Research Sheds Light on New Drug Targets for Regenerative MS Therapies
Study finds that several multiple sclerosis drug candidates inhibit the same enzyme to stimulate myelin regeneration.
In a groundbreaking new study, researchers have identified a molecular pathway for stimulating the regeneration of new myelinating cells and repairing the damage of debilitating neurological diseases. The findings could pave the way for potential new regenerative therapy candidates for neurological conditions such as multiple sclerosis (MS).
The degeneration of myelin—the protective covering that surrounds nerve cells in the brain and spinal cord—causes disease progression in MS. Previous research has identified several small molecules that promote myelin repair in mice by enhancing the conversion of a type of stem cell called oligodendrocyte progenitor cells (OPCs) to oligodendrocytes.

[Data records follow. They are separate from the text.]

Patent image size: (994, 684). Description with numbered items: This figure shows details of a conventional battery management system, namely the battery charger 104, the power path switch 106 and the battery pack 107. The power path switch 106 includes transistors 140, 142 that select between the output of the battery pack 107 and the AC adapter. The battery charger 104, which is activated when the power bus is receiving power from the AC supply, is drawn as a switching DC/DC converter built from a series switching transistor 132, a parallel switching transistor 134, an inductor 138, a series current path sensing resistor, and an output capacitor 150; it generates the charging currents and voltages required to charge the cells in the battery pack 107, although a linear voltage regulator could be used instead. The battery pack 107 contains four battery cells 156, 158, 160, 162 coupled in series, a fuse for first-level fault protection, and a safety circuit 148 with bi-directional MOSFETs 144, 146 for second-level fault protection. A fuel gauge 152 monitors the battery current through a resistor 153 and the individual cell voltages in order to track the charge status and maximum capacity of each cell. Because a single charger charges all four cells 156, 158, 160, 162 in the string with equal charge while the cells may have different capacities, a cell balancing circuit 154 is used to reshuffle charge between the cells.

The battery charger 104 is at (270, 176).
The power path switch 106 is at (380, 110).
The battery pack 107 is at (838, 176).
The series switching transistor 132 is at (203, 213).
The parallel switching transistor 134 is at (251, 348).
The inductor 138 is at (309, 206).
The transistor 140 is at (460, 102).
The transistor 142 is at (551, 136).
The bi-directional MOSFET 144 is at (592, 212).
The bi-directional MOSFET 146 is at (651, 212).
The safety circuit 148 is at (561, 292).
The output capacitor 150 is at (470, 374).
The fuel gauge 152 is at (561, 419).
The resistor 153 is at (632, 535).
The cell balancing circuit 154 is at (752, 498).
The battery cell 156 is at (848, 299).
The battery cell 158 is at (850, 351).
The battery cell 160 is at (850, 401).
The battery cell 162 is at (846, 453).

“Many labs, including at Case Western Reserve, had identified drug candidates that kickstart the formation of new myelin, but exactly how each of these molecules affected brain cell function wasn’t clear,” study author Drew Adams, PhD, professor of novel therapeutics and assistant professor of genetics and genome sciences at Case Western Reserve University School of Medicine, said in a press release.
In the study, researchers from Case Western Reserve University found that many of the previously identified molecules trigger myelin regeneration by blocking specific enzymes, known as CYP51, TM7SF2, or EBP, which are used by brain cells to produce cholesterol.
Miconazole, a drug typically used to treat athlete’s foot, enhances myelin formation by inhibiting these cholesterol-producing enzymes, according to the study. The team found 20 additional therapies that also enhance myelin formation in this way. The researchers were able to pinpoint which enzymes were being blocked by which drugs from the accumulation of metabolites in the cholesterol pathway.
“The idea that almost all drug candidates that promote myelin repair inhibit the same enzyme targets represents a bold new paradigm for the field and may redirect the course of ongoing drug discovery efforts,” study author Paul Tesar, PhD, said in the press release.
To confirm their findings, the researchers measured the formation of human myelin in the laboratory by using a new 3-dimensional nerve cell culture model that closely resembles human brain tissue. The investigated drug candidates promoted human myelin regeneration by blocking the cholesterol pathway enzymes.
In a press release, Convelo Therapeutics announced its intention to use the new research as a foundation for its drug discovery platform.
“In the case of MS, the most prevalent chronic neurological disease in young adults, patients have been limited to immunomodulatory drugs,” Derrick Rossi, PhD, president and chief executive officer of Convelo Therapeutics, said in a statement. “These drugs can be effective in slowing the progression of disease, but do not halt it. Our thesis is that therapeutics that act directly within the central nervous system to stimulate myelin regeneration may be what is needed to stop or reverse the progressive nature of these types of diseases altogether.”
Although clinical candidates based on this research are not expected to enter trials until 2019, the researchers concluded that the findings provide an enhanced understanding of myelin repair that can enable the development of novel regenerative MS therapies.
Hubler Z, Allimuthu D, Bederman I, et al. Accumulation of 8,9-unsaturated sterols drives oligodendrocyte formation and remyelination. Nature. 2018. https://www.nature.com/articles/s41586-018-0360-3
A New Roadmap for Repairing the Damage of Multiple Sclerosis [news release]. Case Western Reserve University’s website. http://casemed.case.edu/cwrumed360/news-releases/release.cfm?news_id=1375&news_category=8. Accessed July 30, 2018.